A contemporary opera festival is not typically where one expects to get lessons in modern manners. And until this season, Prague was not typically a place one would go to hear contemporary opera. The National Theatre has changed all that with Opera Nova, a new biennial festival. The inaugural version offered a sampling of recent music theater works by Czech and Slovak composers, spiced with doses of Shostakovich, Josef Berg and Philip Glass. It was by turns mesmerizing, baffling, inventive and exhausting – in short, all the things an excursion into the musical avant-garde should be.
The lessons in good manners came courtesy of Czech composer Michal Nejtek and librettist/director Jiří Adámek, who adapted French playwright Jean-Luc Lagarceʼs postmodern satire Rules for Good Manners in the Modern World. In seven sections of repetitive chants and sharp solo vocals, four singers – two sopranos, a mezzo and bass – run through a litany of life, from birth to death, that makes it all sound contrived and depressingly predictable. Life is “a row of things to be arranged,” and when genuine emotion threatens to break through, we are reminded that “It would be stupid to be overwhelmed/ With something so banal as feelings.”
The staging mirrors this, with a single set evoking a dreary living room of the 1960s, and costumes to match. The performers move like automatons most of the time, with the exception of an actor who appears variously as a cleric, cowboy, dancer in a tutu and veiled bride, for reasons not always clear. When he walked on stage repeatedly to take a pratfall, dust himself off and do it again, it seemed time to stop trying to decipher the symbolism, and simply appreciate the absurdity of moments like the cowboy warming himself by the image of a burning fireplace on a flat TV screen.

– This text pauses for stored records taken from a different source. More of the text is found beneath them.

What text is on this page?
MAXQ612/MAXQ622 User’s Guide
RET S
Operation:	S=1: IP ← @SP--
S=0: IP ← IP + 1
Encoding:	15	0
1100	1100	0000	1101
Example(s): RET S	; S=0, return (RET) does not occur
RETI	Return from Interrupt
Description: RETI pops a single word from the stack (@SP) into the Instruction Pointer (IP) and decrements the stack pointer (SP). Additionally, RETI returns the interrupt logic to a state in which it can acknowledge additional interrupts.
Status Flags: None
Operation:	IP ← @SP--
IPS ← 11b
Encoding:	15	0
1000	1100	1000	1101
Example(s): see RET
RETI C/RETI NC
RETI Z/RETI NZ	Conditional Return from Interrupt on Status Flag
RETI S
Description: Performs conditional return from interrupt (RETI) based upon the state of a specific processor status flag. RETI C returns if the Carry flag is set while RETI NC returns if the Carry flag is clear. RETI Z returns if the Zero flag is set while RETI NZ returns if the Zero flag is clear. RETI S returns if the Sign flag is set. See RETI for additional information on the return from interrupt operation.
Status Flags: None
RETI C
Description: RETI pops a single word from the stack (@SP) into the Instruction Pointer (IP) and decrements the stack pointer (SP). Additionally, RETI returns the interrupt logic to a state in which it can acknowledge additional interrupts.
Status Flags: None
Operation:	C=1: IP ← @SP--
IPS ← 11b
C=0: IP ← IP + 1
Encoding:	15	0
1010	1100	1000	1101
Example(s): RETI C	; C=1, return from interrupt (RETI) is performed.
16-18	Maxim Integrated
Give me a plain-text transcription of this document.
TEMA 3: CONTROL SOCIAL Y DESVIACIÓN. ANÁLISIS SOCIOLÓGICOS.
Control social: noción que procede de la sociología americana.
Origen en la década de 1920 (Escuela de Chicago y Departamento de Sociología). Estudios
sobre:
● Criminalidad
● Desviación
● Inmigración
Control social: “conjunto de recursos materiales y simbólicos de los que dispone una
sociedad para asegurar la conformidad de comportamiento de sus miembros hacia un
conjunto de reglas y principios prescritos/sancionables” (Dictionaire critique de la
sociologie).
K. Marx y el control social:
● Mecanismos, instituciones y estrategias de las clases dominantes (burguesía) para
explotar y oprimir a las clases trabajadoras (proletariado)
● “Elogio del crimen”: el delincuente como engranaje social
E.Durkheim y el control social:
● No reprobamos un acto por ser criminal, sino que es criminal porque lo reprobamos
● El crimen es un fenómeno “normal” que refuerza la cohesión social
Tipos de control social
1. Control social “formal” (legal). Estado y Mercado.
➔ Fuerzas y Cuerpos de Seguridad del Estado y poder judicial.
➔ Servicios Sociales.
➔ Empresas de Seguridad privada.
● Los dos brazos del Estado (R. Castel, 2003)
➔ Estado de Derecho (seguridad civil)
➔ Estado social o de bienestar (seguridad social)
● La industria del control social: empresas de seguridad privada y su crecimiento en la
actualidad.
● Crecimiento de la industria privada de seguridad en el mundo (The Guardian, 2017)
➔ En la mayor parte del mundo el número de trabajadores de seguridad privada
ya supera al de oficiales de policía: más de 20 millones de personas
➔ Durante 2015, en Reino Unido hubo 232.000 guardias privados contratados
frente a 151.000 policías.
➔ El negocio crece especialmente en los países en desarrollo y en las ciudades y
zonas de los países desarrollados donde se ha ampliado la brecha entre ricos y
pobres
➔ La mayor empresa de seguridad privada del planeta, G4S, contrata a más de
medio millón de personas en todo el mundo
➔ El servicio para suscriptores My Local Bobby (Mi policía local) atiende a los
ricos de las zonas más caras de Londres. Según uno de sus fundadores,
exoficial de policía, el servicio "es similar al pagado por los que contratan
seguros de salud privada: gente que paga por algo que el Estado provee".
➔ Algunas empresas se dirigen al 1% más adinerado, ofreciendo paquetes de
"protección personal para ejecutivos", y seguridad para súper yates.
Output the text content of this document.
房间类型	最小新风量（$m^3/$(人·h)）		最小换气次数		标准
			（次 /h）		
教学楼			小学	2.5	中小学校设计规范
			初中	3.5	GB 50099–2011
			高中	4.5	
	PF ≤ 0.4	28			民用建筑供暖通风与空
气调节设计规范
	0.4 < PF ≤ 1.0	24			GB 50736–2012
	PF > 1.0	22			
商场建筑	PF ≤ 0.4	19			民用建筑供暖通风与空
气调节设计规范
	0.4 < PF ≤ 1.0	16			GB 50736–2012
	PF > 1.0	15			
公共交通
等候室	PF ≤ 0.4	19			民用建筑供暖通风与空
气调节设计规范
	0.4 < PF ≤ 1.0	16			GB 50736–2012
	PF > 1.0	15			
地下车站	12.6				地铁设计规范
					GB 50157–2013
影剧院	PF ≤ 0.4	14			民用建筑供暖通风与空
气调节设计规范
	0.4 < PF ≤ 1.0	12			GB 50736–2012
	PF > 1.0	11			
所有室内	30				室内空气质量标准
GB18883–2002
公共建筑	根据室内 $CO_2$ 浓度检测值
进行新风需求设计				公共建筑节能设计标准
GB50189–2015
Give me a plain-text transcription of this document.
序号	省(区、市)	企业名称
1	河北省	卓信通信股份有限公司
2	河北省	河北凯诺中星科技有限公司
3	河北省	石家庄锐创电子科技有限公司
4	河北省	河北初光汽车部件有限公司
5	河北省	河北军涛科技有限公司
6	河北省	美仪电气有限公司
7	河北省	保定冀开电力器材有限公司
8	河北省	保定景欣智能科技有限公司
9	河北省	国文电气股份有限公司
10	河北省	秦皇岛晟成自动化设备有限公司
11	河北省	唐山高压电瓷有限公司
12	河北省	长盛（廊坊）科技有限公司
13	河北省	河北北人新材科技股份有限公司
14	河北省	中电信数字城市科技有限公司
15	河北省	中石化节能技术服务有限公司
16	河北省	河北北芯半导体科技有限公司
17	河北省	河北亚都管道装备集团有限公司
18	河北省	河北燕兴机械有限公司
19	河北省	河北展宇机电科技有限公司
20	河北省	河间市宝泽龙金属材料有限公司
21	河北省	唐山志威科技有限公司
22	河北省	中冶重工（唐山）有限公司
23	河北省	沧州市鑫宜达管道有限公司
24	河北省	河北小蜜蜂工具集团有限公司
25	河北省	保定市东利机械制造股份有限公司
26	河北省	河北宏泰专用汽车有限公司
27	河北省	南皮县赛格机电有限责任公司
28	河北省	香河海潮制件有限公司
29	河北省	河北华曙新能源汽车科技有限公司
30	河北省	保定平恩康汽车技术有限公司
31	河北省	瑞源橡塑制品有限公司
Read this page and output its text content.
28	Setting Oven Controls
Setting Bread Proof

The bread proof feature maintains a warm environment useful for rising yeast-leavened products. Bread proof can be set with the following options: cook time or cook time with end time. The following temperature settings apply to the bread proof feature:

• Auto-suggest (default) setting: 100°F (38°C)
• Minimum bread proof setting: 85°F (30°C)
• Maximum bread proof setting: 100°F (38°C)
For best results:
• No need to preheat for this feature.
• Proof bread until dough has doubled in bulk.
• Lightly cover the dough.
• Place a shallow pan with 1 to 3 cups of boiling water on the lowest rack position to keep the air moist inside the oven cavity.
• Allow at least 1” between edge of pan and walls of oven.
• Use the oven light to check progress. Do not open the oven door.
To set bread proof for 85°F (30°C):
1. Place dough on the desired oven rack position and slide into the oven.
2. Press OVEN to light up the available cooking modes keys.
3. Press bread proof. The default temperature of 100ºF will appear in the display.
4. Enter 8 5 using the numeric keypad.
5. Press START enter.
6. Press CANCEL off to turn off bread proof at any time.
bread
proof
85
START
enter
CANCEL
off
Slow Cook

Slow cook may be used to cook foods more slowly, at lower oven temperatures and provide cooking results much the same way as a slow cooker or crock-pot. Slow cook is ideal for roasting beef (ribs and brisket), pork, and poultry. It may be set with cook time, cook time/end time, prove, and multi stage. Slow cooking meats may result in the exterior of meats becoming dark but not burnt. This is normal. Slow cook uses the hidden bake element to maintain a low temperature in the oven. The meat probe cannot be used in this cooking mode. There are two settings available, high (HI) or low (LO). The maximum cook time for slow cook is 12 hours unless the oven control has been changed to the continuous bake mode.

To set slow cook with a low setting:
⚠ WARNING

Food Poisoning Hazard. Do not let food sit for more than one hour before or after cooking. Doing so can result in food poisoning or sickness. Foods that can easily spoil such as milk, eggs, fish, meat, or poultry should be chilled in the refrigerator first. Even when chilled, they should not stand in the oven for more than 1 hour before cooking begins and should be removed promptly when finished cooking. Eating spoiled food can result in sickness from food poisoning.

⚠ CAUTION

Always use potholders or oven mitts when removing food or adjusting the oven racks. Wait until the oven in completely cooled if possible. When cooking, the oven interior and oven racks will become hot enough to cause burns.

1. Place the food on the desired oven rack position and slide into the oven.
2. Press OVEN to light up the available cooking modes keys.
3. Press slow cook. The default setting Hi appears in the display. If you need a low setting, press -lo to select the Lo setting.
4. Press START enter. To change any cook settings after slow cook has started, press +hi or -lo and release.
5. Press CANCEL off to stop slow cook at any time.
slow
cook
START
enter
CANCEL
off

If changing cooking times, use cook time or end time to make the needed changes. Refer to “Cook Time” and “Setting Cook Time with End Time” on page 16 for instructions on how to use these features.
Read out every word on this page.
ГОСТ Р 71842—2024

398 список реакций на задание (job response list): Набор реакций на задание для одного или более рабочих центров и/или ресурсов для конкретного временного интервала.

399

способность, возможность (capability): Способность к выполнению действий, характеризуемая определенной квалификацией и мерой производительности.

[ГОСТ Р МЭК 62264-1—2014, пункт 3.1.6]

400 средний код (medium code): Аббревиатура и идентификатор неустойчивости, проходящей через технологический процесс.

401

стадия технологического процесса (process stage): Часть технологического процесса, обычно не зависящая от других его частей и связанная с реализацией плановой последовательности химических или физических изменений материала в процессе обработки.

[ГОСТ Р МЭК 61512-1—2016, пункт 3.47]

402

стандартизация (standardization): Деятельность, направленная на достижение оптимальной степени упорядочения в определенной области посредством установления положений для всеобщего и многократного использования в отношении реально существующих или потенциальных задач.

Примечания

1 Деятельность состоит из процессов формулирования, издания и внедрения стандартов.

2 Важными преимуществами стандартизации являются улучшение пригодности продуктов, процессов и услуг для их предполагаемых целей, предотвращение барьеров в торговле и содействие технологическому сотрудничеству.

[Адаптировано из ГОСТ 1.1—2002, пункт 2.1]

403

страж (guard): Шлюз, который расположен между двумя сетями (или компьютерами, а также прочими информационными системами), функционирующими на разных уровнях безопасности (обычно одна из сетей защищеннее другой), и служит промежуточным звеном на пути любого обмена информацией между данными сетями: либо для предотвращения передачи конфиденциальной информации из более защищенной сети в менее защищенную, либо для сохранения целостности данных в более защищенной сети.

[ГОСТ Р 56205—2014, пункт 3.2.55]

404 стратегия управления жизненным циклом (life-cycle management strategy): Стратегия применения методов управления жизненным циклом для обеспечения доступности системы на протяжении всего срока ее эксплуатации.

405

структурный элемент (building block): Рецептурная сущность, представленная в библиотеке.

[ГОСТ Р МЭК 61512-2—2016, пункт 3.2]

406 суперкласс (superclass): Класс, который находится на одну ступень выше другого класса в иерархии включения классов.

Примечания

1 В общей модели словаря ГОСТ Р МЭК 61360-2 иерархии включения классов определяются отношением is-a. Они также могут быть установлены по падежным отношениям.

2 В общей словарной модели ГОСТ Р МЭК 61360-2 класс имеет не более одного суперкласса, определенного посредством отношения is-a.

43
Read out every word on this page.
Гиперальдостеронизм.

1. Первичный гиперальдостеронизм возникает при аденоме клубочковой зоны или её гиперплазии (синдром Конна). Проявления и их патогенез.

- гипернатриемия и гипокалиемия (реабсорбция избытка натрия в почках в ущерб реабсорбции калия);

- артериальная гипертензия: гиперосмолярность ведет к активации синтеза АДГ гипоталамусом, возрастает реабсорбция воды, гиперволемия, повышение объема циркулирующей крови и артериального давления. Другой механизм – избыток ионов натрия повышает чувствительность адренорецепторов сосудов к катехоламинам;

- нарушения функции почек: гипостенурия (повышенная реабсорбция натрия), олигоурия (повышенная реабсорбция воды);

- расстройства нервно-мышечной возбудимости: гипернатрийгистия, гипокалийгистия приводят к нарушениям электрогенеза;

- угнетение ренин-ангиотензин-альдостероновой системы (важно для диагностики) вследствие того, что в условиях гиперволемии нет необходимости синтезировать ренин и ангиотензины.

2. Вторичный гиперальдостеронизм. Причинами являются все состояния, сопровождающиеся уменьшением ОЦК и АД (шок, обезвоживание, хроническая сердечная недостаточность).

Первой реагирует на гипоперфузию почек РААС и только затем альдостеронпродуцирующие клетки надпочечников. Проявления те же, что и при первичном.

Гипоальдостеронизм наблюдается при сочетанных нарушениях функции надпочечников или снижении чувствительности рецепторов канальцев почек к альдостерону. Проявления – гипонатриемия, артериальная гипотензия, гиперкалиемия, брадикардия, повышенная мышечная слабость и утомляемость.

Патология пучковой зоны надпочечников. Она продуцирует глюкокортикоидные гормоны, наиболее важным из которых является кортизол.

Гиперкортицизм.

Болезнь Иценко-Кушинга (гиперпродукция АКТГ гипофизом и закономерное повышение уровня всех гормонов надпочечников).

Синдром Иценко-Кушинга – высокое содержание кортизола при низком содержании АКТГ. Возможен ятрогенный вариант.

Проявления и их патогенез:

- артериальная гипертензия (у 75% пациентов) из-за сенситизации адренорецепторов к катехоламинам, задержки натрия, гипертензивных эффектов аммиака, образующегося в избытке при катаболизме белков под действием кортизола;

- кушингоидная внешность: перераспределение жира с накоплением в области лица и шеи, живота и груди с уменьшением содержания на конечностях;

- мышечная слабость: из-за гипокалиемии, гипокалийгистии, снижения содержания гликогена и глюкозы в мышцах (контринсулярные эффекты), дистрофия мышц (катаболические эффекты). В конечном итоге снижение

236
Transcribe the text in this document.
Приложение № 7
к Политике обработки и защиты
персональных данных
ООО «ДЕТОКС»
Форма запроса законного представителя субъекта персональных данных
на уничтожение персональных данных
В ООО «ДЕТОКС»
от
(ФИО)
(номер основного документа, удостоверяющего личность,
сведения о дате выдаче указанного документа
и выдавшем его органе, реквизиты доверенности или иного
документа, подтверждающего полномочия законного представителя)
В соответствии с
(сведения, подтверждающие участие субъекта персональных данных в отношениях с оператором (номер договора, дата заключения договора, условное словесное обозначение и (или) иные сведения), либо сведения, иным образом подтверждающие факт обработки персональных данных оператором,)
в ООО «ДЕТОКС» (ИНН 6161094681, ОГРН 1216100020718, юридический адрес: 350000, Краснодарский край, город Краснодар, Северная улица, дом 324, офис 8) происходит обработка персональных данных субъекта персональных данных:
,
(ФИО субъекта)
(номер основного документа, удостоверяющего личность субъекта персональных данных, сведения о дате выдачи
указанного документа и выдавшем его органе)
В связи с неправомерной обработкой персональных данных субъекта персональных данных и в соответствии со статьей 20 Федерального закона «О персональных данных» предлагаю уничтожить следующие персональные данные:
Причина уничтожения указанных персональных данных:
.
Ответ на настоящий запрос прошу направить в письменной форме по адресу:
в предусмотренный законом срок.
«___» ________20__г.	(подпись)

In contrast, the music was bright, propulsive and occasionally unsettling, essentially carrying the narrative. There was almost no accompaniment for the singers; mostly the score set mood and atmosphere, and marked passages of time. Nejtek is proficient in a variety of genres, and in this work he neatly combines neoclassicism and minimalism with elements of jazz and more than a little Frank Zappa. Conductor Pavel Šnajdr did fine work with a chamber orchestra, and the three female singers – Marta Reichelová, Daniela Straková-Šedrlová and Jitka Klečanská – brought vibrancy and color to an otherwise pallid stage.
Overall, the bookends for the festival were the strongest selections this year. It opened with the Bratislava-based Cluster Ensemble performing a variation on Glassʼs Music with Changing Parts. This version, Dance with Changing Parts, supplements the music with movement. First a fractured backdrop offered multiple video images of dancers striking abstract poses, then the dancers came onstage to gyrate in time to the rhythms. The former was more engaging than the latter, but the music was first-rate throughout, played with precision and a native feel one doesnʼt often encounter in Europe.